The raid came two days after President Clinton stated the boy should be reunited with his father. But when asked Saturday if he had ordered the raid, he denied having done so.

"She (Reno) managed this, but I fully support what she did," the president said.

Accordingly, members of the Miami González family and their supporters attacked Clinton.

Speaking to reporters inside the family's house, an emotional Marisleysis González had harsh words for Janet Reno and the president. "He dishonored his own family and now he has dishonored mine," she said, with a reference to Clinton's sex scandal with intern Monica Lewinsky.

Marisleysis González said the raid took the family by surprise. "We were talking to them," she said of the Justice Department negotiators. "Then they put us on hold and when we were on hold they pounded on the door."

In the house at the time was Donato Dalrymple, one of two fishermen who rescued the boy from the sea on Thanksgiving Day after his mother and other rafters drowned in an attempt to escape Cuba. Dalrymple was hiding with the boy in a closet. Marisleysis accused the federal agents of pointing a rifle at the boy, but Reno later denied that. Dramatic news photos taken by an Associated Press photographer who was inside the house, also indicated that weapons were brandished but were not pointed at the boy and the INS agent did not have his finger on the trigger.

Reno and other Justice Department officials had conducted negotiations by telephone all night with González family attorneys and other Miami community leaders who were in the Little Havana house. But she said those negotiations failed and she had no alternative but to order the raid.

"Up until the last we tried anyway we could to encourage Lazaro González to deliver the child to his father," she said at a Washington press conference after the raid. "But every time we thought we had achieved what they wanted, it was not enough." She said González consistently placed "roadblocks" in the negotiations.

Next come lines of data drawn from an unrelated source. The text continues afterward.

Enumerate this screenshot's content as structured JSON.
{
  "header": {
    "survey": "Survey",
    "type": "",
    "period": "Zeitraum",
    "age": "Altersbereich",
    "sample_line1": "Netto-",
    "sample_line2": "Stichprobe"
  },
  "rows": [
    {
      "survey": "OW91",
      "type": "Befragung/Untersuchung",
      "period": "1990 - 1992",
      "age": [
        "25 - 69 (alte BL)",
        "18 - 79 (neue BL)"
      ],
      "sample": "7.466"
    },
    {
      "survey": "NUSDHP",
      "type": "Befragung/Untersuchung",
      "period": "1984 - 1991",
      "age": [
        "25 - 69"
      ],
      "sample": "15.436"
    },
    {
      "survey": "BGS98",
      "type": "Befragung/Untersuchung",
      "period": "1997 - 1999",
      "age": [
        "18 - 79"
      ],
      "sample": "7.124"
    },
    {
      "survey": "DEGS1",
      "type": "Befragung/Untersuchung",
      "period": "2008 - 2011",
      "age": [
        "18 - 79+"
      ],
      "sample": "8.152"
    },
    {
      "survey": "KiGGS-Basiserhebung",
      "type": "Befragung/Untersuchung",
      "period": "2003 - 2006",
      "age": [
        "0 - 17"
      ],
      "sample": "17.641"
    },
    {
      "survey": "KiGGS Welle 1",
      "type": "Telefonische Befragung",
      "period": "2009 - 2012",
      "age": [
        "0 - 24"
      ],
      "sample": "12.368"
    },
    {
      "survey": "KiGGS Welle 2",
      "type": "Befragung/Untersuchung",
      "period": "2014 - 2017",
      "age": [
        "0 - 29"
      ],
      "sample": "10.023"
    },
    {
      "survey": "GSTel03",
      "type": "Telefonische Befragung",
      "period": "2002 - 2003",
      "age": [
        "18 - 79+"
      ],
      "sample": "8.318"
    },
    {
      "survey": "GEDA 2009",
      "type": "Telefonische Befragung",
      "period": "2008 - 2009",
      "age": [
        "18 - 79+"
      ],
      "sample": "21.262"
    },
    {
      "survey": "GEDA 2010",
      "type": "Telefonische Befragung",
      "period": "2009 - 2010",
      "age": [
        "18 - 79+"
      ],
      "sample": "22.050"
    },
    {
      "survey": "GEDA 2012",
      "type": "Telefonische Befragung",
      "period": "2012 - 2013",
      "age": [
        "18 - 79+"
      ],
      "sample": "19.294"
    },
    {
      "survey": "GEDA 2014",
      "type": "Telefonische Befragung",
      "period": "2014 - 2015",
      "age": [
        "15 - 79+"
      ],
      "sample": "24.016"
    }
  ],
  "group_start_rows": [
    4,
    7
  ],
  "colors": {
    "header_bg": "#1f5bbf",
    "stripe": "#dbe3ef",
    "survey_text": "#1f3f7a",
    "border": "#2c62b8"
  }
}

Reno defended the use of armed agents. "We had received information there were guns perhaps in the crowd, perhaps in the house," she said. "We knew this could be traumatic. We set it up in a way to minimize that." INS' Doris Meissner said the boy had been given toys to play with on the plane, including Play-Doh, which children can squeeze to reduce stress.

Meissner said the unidentified female agent who took the boy from the house also accompanied him to Washington. The agent was prepared to talk to the child and tell him he was being reunited with his father, and to assure him that he was not being sent back to Cuba or put back on a raft -- a fear the child had expressed, according to his Miami relatives.